O imobiliário comercial em Portugal entrou em 2026 com sinais claros de resiliência, maior confiança e uma procura mais seletiva. Depois de um 2025 forte, o setor mantém atratividade para capital nacional e estrangeiro, mas já não vale tudo: as oportunidades estão a concentrar-se em ativos de qualidade, localizações fortes e segmentos com fundamentos mais sólidos.
Um mercado mais seletivo
A grande mudança em 2026 é esta: há investimento, mas está mais exigente. Os investidores procuram previsibilidade, rendimento estável e menor risco operacional, o que favorece ativos bem posicionados e com capacidade de gerar cash flow consistente. Isso significa que o mercado continua ativo, mas com uma lógica de decisão mais madura e menos especulativa.
No fundo, o capital está a premiar três coisas: qualidade do imóvel, solidez da localização e capacidade do ativo responder a novas formas de ocupação. Para quem olha para o setor como oportunidade de investimento, este é o momento de procurar valor real, e não apenas preço de entrada baixo.
Escritórios: a procura regressa à qualidade
Os escritórios continuam a ter espaço no mercado, mas com uma regra muito clara: flight to quality. Em Lisboa, a absorção de escritórios no início de 2026 mostrou sinais fortes, enquanto no Porto a previsão aponta para crescimento do take-up ao longo do ano. Isto indica que há procura, sobretudo por espaços modernos, eficientes e bem localizados.
A oportunidade aqui não está em qualquer escritório. Está em imóveis capazes de responder a empresas que privilegiam imagem, eficiência energética, mobilidade e flexibilidade de utilização. Para investidores, isto traduz-se em menor vacância e maior capacidade de retenção de inquilinos de qualidade.
Logística: um dos segmentos mais consistentes
A logística continua a ser uma das classes de ativos mais interessantes em Portugal. A procura mantém-se apoiada pelo e-commerce, pela reorganização das cadeias de abastecimento e por novas necessidades de armazenamento e distribuição. Mesmo sem o glamour de outros segmentos, é dos mercados com melhor lógica de médio prazo.
A oportunidade real está em ativos logísticos bem servidos por acessos, próximos de grandes eixos rodoviários e com capacidade técnica para responder a operadores exigentes. Para quem investe, este é um segmento onde a disciplina importa mais do que a emoção.
Retalho e hotelaria: ainda muito relevantes
O retalho e a hotelaria continuaram a concentrar uma fatia muito significativa do investimento comercial em Portugal.
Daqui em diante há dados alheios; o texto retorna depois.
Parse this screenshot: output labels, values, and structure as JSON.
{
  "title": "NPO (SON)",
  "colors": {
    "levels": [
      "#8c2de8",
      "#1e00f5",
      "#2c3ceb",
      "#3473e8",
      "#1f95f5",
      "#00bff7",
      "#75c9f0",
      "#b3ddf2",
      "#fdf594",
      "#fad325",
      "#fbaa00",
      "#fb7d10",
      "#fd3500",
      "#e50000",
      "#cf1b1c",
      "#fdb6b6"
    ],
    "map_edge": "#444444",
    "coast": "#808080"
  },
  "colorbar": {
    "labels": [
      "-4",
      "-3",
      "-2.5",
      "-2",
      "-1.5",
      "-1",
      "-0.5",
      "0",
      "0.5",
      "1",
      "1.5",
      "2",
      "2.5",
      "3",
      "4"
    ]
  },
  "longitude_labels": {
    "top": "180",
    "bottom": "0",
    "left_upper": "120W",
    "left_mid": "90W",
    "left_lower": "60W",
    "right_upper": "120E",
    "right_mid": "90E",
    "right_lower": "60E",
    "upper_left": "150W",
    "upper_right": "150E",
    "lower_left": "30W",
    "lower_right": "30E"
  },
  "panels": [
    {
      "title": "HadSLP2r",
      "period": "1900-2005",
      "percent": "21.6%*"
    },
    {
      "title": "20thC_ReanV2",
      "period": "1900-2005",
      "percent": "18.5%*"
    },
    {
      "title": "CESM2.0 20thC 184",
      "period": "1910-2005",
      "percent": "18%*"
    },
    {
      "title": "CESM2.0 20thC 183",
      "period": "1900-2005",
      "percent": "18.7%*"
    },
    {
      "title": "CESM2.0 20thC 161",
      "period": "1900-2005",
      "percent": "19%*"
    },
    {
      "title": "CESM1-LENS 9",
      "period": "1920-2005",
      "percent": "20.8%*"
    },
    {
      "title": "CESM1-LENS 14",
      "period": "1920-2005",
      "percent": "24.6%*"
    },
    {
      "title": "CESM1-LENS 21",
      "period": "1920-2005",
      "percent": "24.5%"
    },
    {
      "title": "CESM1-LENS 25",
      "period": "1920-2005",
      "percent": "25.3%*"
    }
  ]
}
Isto mostra que, apesar da mudança de hábitos de consumo, ainda existe procura por ativos com tráfego, visibilidade e desempenho operacional consistente.
Na hotelaria, o turismo continua a ser um suporte forte, com Portugal a beneficiar de uma procura internacional sólida. Já no retalho, os ativos mais defensivos e bem localizados tendem a manter mais valor do que espaços secundários ou sem capacidade de adaptação.
Os ativos alternativos
Se há um tema que ganhou força em 2026, são os ativos alternativos. Os data centers e o agronegócio aparecem repetidamente nas análises mais recentes como áreas de forte potencial, precisamente por combinarem procura estrutural, especialização técnica e menor dependência dos ciclos tradicionais do mercado residencial.
Este é um ponto importante para investidores: o mercado imobiliário já não pode ser lido apenas pela lógica “casa, escritório e loja”. Há novos usos a ganhar relevância e a criar oportunidades mais sofisticadas, sobretudo para perfis com maior capacidade de análise e horizonte de investimento mais longo.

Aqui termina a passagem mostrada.